Francia, 1788:
El déficit ha sugerido recurrir nuevamente a la magia de Necker, y el Rey asume su propuesta de que sólo será posible recaudar lo necesario convocando al pueblo entero en forma solemne. Hacerlo significa resucitar los Estados Generales, una asamblea del clero, la nobleza y el “tercer estado” donde éste obtiene como primer reconocimiento nombrar el doble de representantes, y una posibilidad de votar conjuntamente -no sólo por estamento-, que añadirá a sus sufragios el de todos los clérigos y nobles afectos a la democratización.
La voz popular
Los nueve meses que median entre convocatoria y reunión son el plazo previsto para elegir representantes de todas las circunscripciones francesas, y para que cada estamento confeccione unos Cuadernos de Quejas poco acordes con su nombre, pues clero y nobleza compiten en afanes de cooperación social y ofrecen un modelo de generosidad y realismo. A juzgar por esas memorias, la magnitud del agujero negro y la discordia se solventarán con algunas reformas enérgicas, tanto más viables cuanto que cada estado no sólo exhibe buena fe sino un ánimo reflexivo y dialogante.
Como mal presagio llega “un invierno de dureza desconocida en los anales, a veces con el termómetro a 22 bajo cero, que suspendiendo todo trabajo exterior dejó a los pobres sin pan ni combustible”. En enero de 1789, cuando el hielo está en su apogeo, el abate Emmanuel Felipe Sieyès (1748-1836) –“la cabeza más lógica de la nación”- publica su panfleto sobre el tercer estado y abre los ojos de Francia:
“¿Qué es el estado llano? Todo. ¿Qué representa actualmente en el orden político? Nada […] Pero ¿quién se atrevería a decir que el estado llano no tiene todo lo preciso para formar una nación completa?”
Casi inmediatamente después de inaugurarse cuando estaba previsto, en mayo, Luis XVI ordena la disolución de los Estados Generales para evitar que esa oportunidad recaudatoria se convierta en cataclismo político. Sin embargo, de los casi setecientos diputados del estado llano todos salvo uno (así como gran parte del clero y una mínima fracción de la nobleza) le desafían nombrándose Asamblea Nacional, pues representan “al 96% de los franceses” y juran no disolverse hasta dar al país una nueva constitución. Enfrentado a la tesitura de reprimir la sedición, o permitirles deliberar solos, el Rey manda que el primer y el segundo estado se sumen a sus sesiones, de las cuales saldrán en muy poco tiempo novedades conmovedoras para el mundo entero.
Es dudoso que haya habido una asamblea formada por tantos y tan variados talentos -desde el genio diplomático de Talleyrand al matemático de Monge, Carnot o Condorcet-, y es seguro que ninguna troqueló el futuro en medida pareja.

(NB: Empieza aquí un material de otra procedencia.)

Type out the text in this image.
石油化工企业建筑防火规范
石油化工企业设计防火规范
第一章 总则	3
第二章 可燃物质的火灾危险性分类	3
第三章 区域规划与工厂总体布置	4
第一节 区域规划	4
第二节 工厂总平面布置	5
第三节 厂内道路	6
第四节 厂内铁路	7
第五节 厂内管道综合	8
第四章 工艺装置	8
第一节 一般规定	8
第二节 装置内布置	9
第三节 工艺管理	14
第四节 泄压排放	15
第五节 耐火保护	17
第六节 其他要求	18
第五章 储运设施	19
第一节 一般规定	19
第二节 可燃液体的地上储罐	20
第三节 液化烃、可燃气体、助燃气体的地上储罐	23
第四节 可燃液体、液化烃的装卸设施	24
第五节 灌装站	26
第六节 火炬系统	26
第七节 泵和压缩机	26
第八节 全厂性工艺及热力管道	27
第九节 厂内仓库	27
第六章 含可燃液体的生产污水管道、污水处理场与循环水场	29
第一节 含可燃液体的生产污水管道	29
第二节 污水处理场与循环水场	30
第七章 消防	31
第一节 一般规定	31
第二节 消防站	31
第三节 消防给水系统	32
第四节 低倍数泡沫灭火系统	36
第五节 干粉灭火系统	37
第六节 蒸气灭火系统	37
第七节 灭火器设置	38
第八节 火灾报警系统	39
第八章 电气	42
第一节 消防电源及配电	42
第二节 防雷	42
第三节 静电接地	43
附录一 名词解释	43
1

Sus comienzos están presididos por estadistas inmortales como el abate Sieyès y el marqués de Mirabeau (1741-1791), desertores del primer y el segundo estado respectivamente, acompañados por la serena firmeza del astrónomo J.S. Bailly (1736-1793), presidente del tercer estado, que reaccionó a la orden real de disolver la Asamblea con el premonitorio: “Me parece que la nación reunida en consejo no puede recibir órdenes”.
A la derecha de la presidencia se sentaron los nobles, el resto de los representantes se acomodó un poco por todas partes y en el extremo izquierdo del recinto se agruparon radicales entonces inconspicuos como Maximiliano Robespierre, llamados irónicamente por Mirabeau “las treinta voces”.
De semejante azar topográfico nacería la más duradera polarización política.